A further reason why accurate assessment of patients is so important is that it’s part of an overall campaign to prevent fraud and abuse. When inaccurate assessments result in placement of patients in incorrect HHRGs, agencies may find that they are engaging in fraud and abuse in the form of overutilization or underutilization of services. These types of fraud constitute violations of the False Claims Act, a federal statute.

Don’t just be a reporter

In view of the importance of the correct completion of OASIS forms, it is not surprising that a number of issues with legal and ethical implications have already arisen. One of these issues involves the role of practitioners in the completion of the OASIS forms.

Because of the question-and-answer format of OASIS forms, it may be tempting for staff to view their role as that of a reporter, i.e., someone who simply asks patients questions and records the information patients provide on the forms in front of them. On the contrary, the Centers for Medicare and Medicaid Services (CMS, formerly HCFA) has made it clear that providers must play a more active role in completion of these forms.

For example, it has been reported that officials at one of the fiscal intermediaries have informed agencies that the intermediary will conclude that patients are not homebound if the OASIS form indicates that they can shop with assistance. Staff at the intermediary may reach this conclusion even if other information on the OASIS indicates that the functional limitations of patients are so severe that the patient in question could not possibly shop with assistance.

So why are providers submitting such inconsistent, and potentially harmful, information on OASIS forms? It appears likely that these results occur because practitioners are simply asking patients if they can shop with assistance, and patients state that they can do so. Without exercising any professional judgment, practitioners are simply reporting the answers that patients provide. To that extent, it is clear that practitioners must play a much more active role in completion of the OASIS form. They must exercise professional judgment so that the inconsistent results described above are avoided.

The stakes are high. Agency managers know that regulators will be looking for instances of fraud and abuse under PPS in the form of underutilization of services. When providers fail to exercise professional observation and assessment to complete the OASIS accurately, despite patient reports to the contrary, the result may be instances of underutilization.

Providing additional information

Agencies also should be mindful of the risk-management implications of OASIS forms. These forms require short answers. They do not appear to allow for elaboration of information that may be necessary in order to have an accurate picture of the patient’s clinical condition.

Again, field staff should enter additional information directly onto OASIS forms if such information is necessary to portray patients’ conditions accurately. In other words, OASIS forms are a crucial part of patients’ medical records. Despite the question-and-answer format of the forms, practitioners are nonetheless required to comply with applicable standards of care regarding documentation that includes all necessary information regarding assessment of patients’ conditions. Such information may also assist agencies in defending themselves should there ever be allegations of fraud and abuse.
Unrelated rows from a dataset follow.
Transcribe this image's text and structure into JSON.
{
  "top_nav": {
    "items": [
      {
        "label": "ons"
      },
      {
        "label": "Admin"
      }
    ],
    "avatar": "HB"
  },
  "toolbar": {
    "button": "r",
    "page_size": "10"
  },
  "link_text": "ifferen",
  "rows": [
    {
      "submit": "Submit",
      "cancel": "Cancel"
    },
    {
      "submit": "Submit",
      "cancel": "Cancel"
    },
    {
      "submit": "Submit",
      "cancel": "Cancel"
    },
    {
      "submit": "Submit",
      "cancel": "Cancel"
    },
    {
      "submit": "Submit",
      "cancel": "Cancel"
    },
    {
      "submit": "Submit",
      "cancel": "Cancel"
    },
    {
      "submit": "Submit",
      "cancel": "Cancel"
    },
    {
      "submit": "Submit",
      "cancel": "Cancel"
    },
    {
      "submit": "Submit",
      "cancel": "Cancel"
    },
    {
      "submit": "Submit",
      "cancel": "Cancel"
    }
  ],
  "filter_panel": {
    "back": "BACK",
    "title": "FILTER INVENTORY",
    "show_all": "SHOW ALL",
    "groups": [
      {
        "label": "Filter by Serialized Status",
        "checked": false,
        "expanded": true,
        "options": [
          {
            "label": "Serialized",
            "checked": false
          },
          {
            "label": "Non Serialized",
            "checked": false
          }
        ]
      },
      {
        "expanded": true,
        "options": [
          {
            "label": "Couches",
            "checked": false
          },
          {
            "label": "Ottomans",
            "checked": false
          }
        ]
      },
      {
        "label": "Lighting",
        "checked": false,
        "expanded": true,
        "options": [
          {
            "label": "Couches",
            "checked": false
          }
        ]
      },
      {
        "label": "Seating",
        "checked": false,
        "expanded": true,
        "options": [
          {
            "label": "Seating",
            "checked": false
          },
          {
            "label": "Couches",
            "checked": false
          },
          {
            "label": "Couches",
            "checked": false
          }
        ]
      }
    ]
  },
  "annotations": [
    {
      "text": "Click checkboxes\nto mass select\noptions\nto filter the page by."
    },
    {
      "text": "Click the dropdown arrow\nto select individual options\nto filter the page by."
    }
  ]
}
The additional information that practitioners may enter onto OASIS forms will not, of course, be transmitted to CMS. But it will be available for review by regulators, patients and their families, and attorneys for patients, if the quality of care rendered by agencies is questioned.

The standardization of home care documentation through the use of OASIS forms may produce beneficial results for both agencies and patients. Practitioners should bear in mind, however, that CMS’ mandate to use certain forms for assessments of patients does not change applicable standards of care regarding assessments of patients’ conditions and documentation of the results of these assessments.